誰からともなく始まった 「水源に行こう!」
三原山・防衛道路入り口付近に親から弁当を持たされ集合したのは、うちら4人兄妹と兄の仲間たちの総勢10名ほどだった。
水の源流を求め、誰かの親がついてくるわけでもなく、学校の先生が引率するわけでもなく、幼い私の妹を連れて少年少女たちの大冒険が始まった。
八丈富士と違って、複雑極まりない三原山の中、一歩まちがえば全員行方不明になりかねない子供たちだけの子供たちがみずから計画した行軍が始まった。

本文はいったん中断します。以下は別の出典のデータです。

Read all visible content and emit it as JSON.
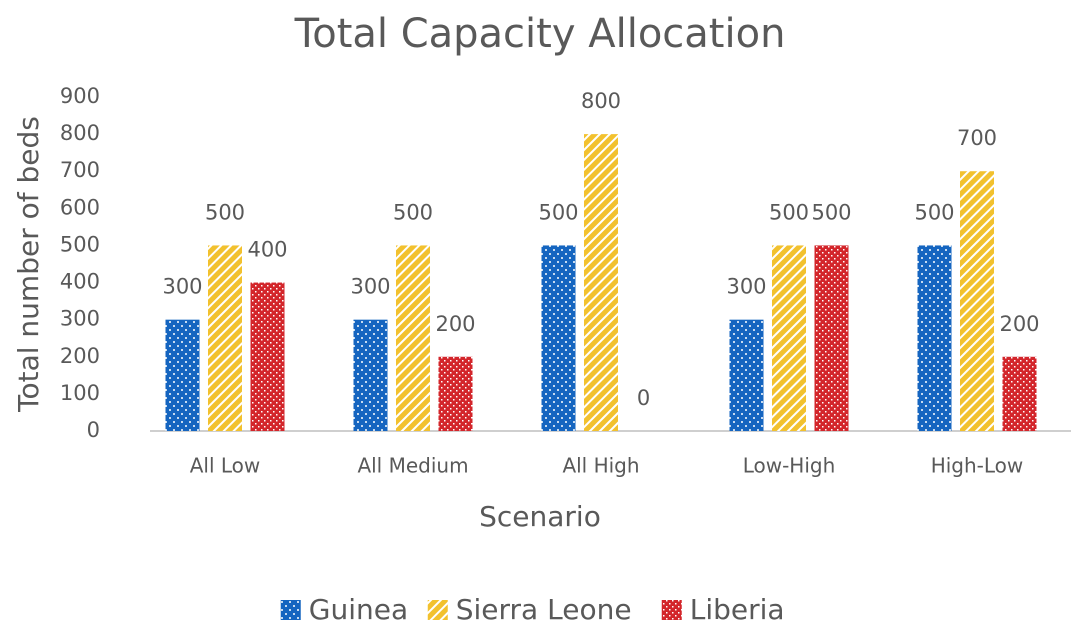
{
  "chart_data": {
    "type": "bar",
    "title": "Total Capacity Allocation",
    "x_label": "Scenario",
    "y_label": "Total number of beds",
    "categories": [
      "All Low",
      "All Medium",
      "All High",
      "Low-High",
      "High-Low"
    ],
    "series": [
      {
        "name": "Guinea",
        "color": "#1565c0",
        "values": [
          300,
          300,
          500,
          300,
          500
        ]
      },
      {
        "name": "Sierra Leone",
        "color": "#f2c12e",
        "values": [
          500,
          500,
          800,
          500,
          700
        ]
      },
      {
        "name": "Liberia",
        "color": "#d3262b",
        "values": [
          400,
          200,
          0,
          500,
          200
        ]
      }
    ],
    "ylim": [
      0,
      900
    ],
    "yticks": [
      0,
      100,
      200,
      300,
      400,
      500,
      600,
      700,
      800,
      900
    ],
    "grid": false,
    "legend": "bottom"
  }
}
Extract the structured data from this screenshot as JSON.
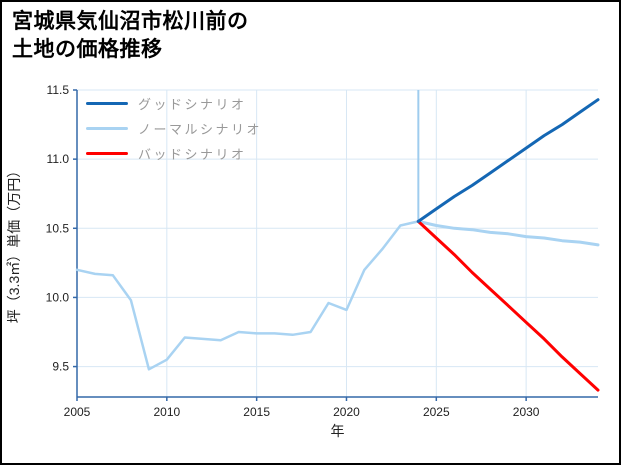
{
  "page": {
    "title_line1": "宮城県気仙沼市松川前の",
    "title_line2": "土地の価格推移"
  },
  "chart_data": {
    "type": "line",
    "title": "宮城県気仙沼市松川前の土地の価格推移",
    "xlabel": "年",
    "ylabel": "坪（3.3㎡）単価（万円）",
    "xlim": [
      2005,
      2034
    ],
    "ylim": [
      9.28,
      11.5
    ],
    "xticks": [
      2005,
      2010,
      2015,
      2020,
      2025,
      2030
    ],
    "yticks": [
      9.5,
      10.0,
      10.5,
      11.0,
      11.5
    ],
    "grid": true,
    "legend_position": "top-left",
    "marker_year": 2024,
    "colors": {
      "good": "#1467b4",
      "normal": "#a9d3f2",
      "bad": "#ff0000",
      "grid": "#d7e7f4",
      "spine": "#3468a8",
      "marker": "#9fccee",
      "tick_text": "#222222",
      "legend_text": "#999999"
    },
    "series": [
      {
        "name": "price-history",
        "label": null,
        "color": "#a9d3f2",
        "width": 2.5,
        "x": [
          2005,
          2006,
          2007,
          2008,
          2009,
          2010,
          2011,
          2012,
          2013,
          2014,
          2015,
          2016,
          2017,
          2018,
          2019,
          2020,
          2021,
          2022,
          2023,
          2024
        ],
        "y": [
          10.2,
          10.17,
          10.16,
          9.98,
          9.48,
          9.55,
          9.71,
          9.7,
          9.69,
          9.75,
          9.74,
          9.74,
          9.73,
          9.75,
          9.96,
          9.91,
          10.2,
          10.35,
          10.52,
          10.55
        ]
      },
      {
        "name": "good-scenario",
        "label": "グッドシナリオ",
        "color": "#1467b4",
        "width": 3,
        "x": [
          2024,
          2025,
          2026,
          2027,
          2028,
          2029,
          2030,
          2031,
          2032,
          2033,
          2034
        ],
        "y": [
          10.55,
          10.64,
          10.73,
          10.81,
          10.9,
          10.99,
          11.08,
          11.17,
          11.25,
          11.34,
          11.43
        ]
      },
      {
        "name": "normal-scenario",
        "label": "ノーマルシナリオ",
        "color": "#a9d3f2",
        "width": 3,
        "x": [
          2024,
          2025,
          2026,
          2027,
          2028,
          2029,
          2030,
          2031,
          2032,
          2033,
          2034
        ],
        "y": [
          10.55,
          10.52,
          10.5,
          10.49,
          10.47,
          10.46,
          10.44,
          10.43,
          10.41,
          10.4,
          10.38
        ]
      },
      {
        "name": "bad-scenario",
        "label": "バッドシナリオ",
        "color": "#ff0000",
        "width": 3,
        "x": [
          2024,
          2025,
          2026,
          2027,
          2028,
          2029,
          2030,
          2031,
          2032,
          2033,
          2034
        ],
        "y": [
          10.55,
          10.43,
          10.31,
          10.18,
          10.06,
          9.94,
          9.82,
          9.7,
          9.57,
          9.45,
          9.33
        ]
      }
    ]
  }
}
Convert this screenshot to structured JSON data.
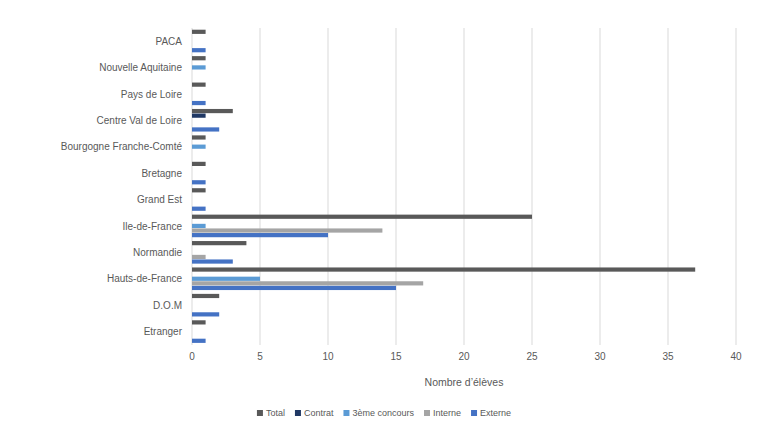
{
  "chart_data": {
    "type": "bar",
    "orientation": "horizontal",
    "grid": true,
    "legend": "bottom",
    "x_label": "Nombre d’élèves",
    "categories": [
      "PACA",
      "Nouvelle Aquitaine",
      "Pays de Loire",
      "Centre Val de Loire",
      "Bourgogne Franche-Comté",
      "Bretagne",
      "Grand Est",
      "Ile-de-France",
      "Normandie",
      "Hauts-de-France",
      "D.O.M",
      "Etranger"
    ],
    "xlim": [
      0,
      40
    ],
    "xticks": [
      0,
      5,
      10,
      15,
      20,
      25,
      30,
      35,
      40
    ],
    "series": [
      {
        "name": "Total",
        "color": "#595959",
        "values": [
          1,
          1,
          1,
          3,
          1,
          1,
          1,
          25,
          4,
          37,
          2,
          1
        ]
      },
      {
        "name": "Contrat",
        "color": "#203864",
        "values": [
          0,
          0,
          0,
          1,
          0,
          0,
          0,
          0,
          0,
          0,
          0,
          0
        ]
      },
      {
        "name": "3ème concours",
        "color": "#5b9bd5",
        "values": [
          0,
          1,
          0,
          0,
          1,
          0,
          0,
          1,
          0,
          5,
          0,
          0
        ]
      },
      {
        "name": "Interne",
        "color": "#a5a5a5",
        "values": [
          0,
          0,
          0,
          0,
          0,
          0,
          0,
          14,
          1,
          17,
          0,
          0
        ]
      },
      {
        "name": "Externe",
        "color": "#4472c4",
        "values": [
          1,
          0,
          1,
          2,
          0,
          1,
          1,
          10,
          3,
          15,
          2,
          1
        ]
      }
    ]
  }
}
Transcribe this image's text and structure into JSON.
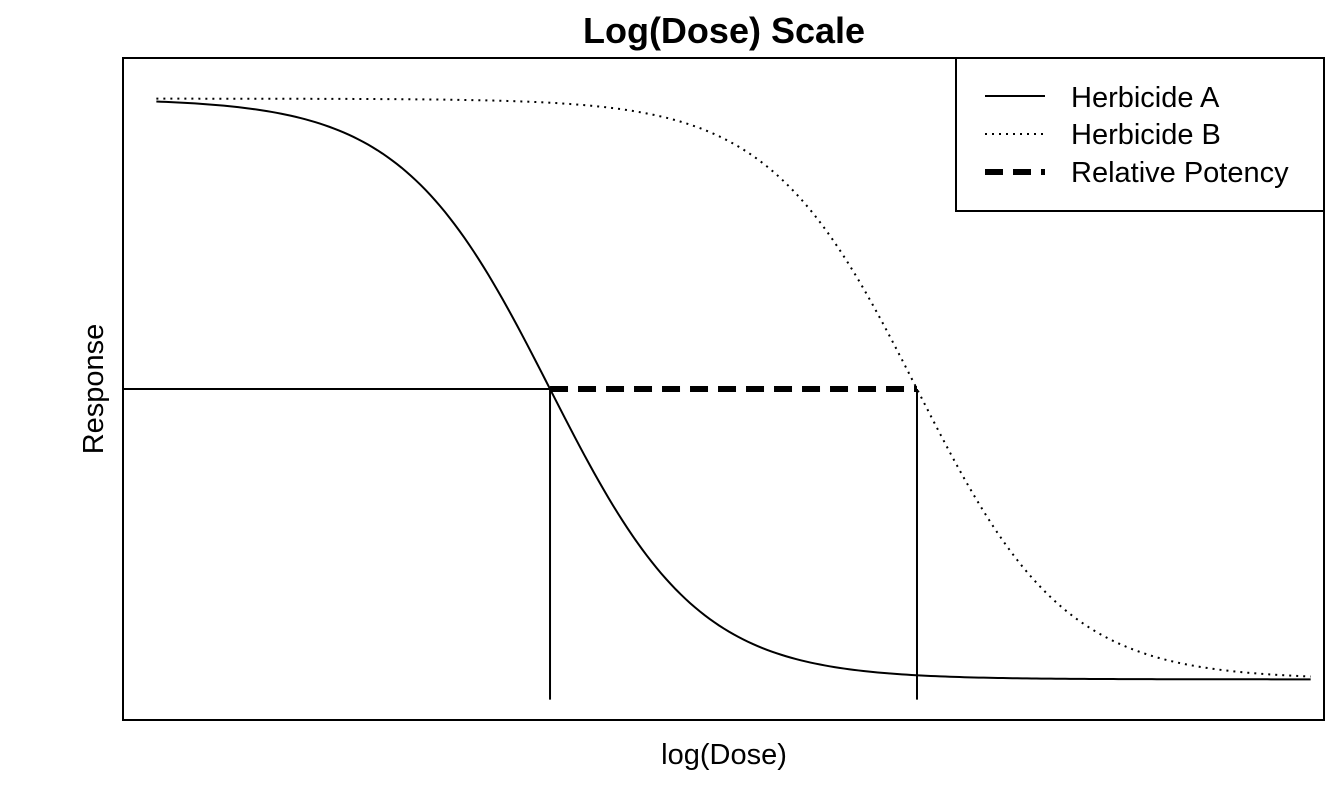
{
  "chart_data": {
    "type": "line",
    "title": "Log(Dose) Scale",
    "xlabel": "log(Dose)",
    "ylabel": "Response",
    "xlim": [
      -4,
      5
    ],
    "ylim": [
      -0.07,
      1.07
    ],
    "axis_ticks": false,
    "legend_position": "top-right",
    "model": "4-parameter log-logistic (response decreasing with log dose)",
    "series": [
      {
        "name": "Herbicide A",
        "style": "solid",
        "color": "#000000",
        "params": {
          "upper": 1.0,
          "lower": 0.0,
          "ed50_log": -0.8,
          "slope": 1.8
        },
        "x": [
          -3.75,
          -3,
          -2.5,
          -2,
          -1.5,
          -1,
          -0.8,
          -0.5,
          0,
          0.5,
          1,
          2,
          3,
          4,
          4.9
        ],
        "y": [
          0.996,
          0.983,
          0.96,
          0.91,
          0.8,
          0.59,
          0.5,
          0.37,
          0.19,
          0.09,
          0.04,
          0.01,
          0.002,
          0.001,
          0.0
        ]
      },
      {
        "name": "Herbicide B",
        "style": "dotted",
        "color": "#000000",
        "params": {
          "upper": 1.0,
          "lower": 0.0,
          "ed50_log": 1.95,
          "slope": 1.8
        },
        "x": [
          -3.75,
          -2,
          -1,
          0,
          0.5,
          1,
          1.5,
          1.95,
          2.5,
          3,
          3.5,
          4,
          4.9
        ],
        "y": [
          1.0,
          0.999,
          0.996,
          0.97,
          0.93,
          0.85,
          0.69,
          0.5,
          0.27,
          0.13,
          0.06,
          0.03,
          0.01
        ]
      },
      {
        "name": "Relative Potency",
        "style": "dashed-thick",
        "color": "#000000",
        "x": [
          -0.8,
          1.95
        ],
        "y": [
          0.5,
          0.5
        ]
      }
    ],
    "reference_lines": {
      "horizontal_y": 0.5,
      "vertical_x": [
        -0.8,
        1.95
      ]
    }
  }
}
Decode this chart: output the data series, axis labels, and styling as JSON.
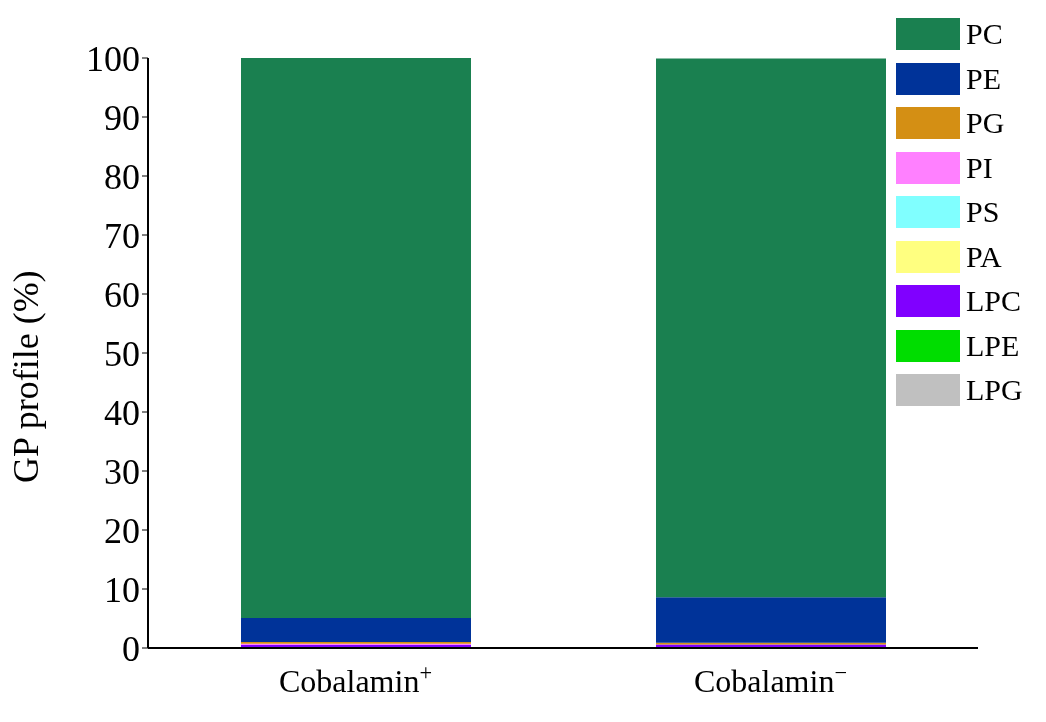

はじめはまともな道を歩いてる筈だった。短いルートを選ぼうとしたのか、いつのまにか道を迷ってしまっていた。道なき道を歩き、水の配給の土管のはずだからここを辿ればいいのではないかと土管沿いに急な勾配を上がっていくことになった。
4歳ほどの幼き妹には当然きつくなる。
だがしかし、
幼いながらも
妹はけして泣くことをしなかったのを
私は覚えている。
しまいには
兄や仲間たちが交代で妹をおんぶすることになった。
おんぶしながら、
ただでさえ身にこたえていたろうに、
誰ひとり文句を言う人は出てこなかった。
こっちだ、あっちだと模索しながら
なんとかまともな道に出て、
目的の水源近くの水のある場所で昼食をとる。
記憶があいまいだが、
このあと、
私と妹を含む数名が残って、
残りの数名がこの先の水源まで行ってきたように思える。
道中、何事もなかったように無事に帰宅した時の親の顔は
「よくやった」と笑って迎えたのではないかと、
よく覚えてないが、そうであったにちがいない。
参加したメンバー全員、この時の経験は
大人になっておじさん、おばさんになってからもそれぞれの胸に深く刻まれ、のちのち、ずっと語り継がれることとなった。
この時の大冒険は、
確実に少年少女たちの思い出の宝物となったのである。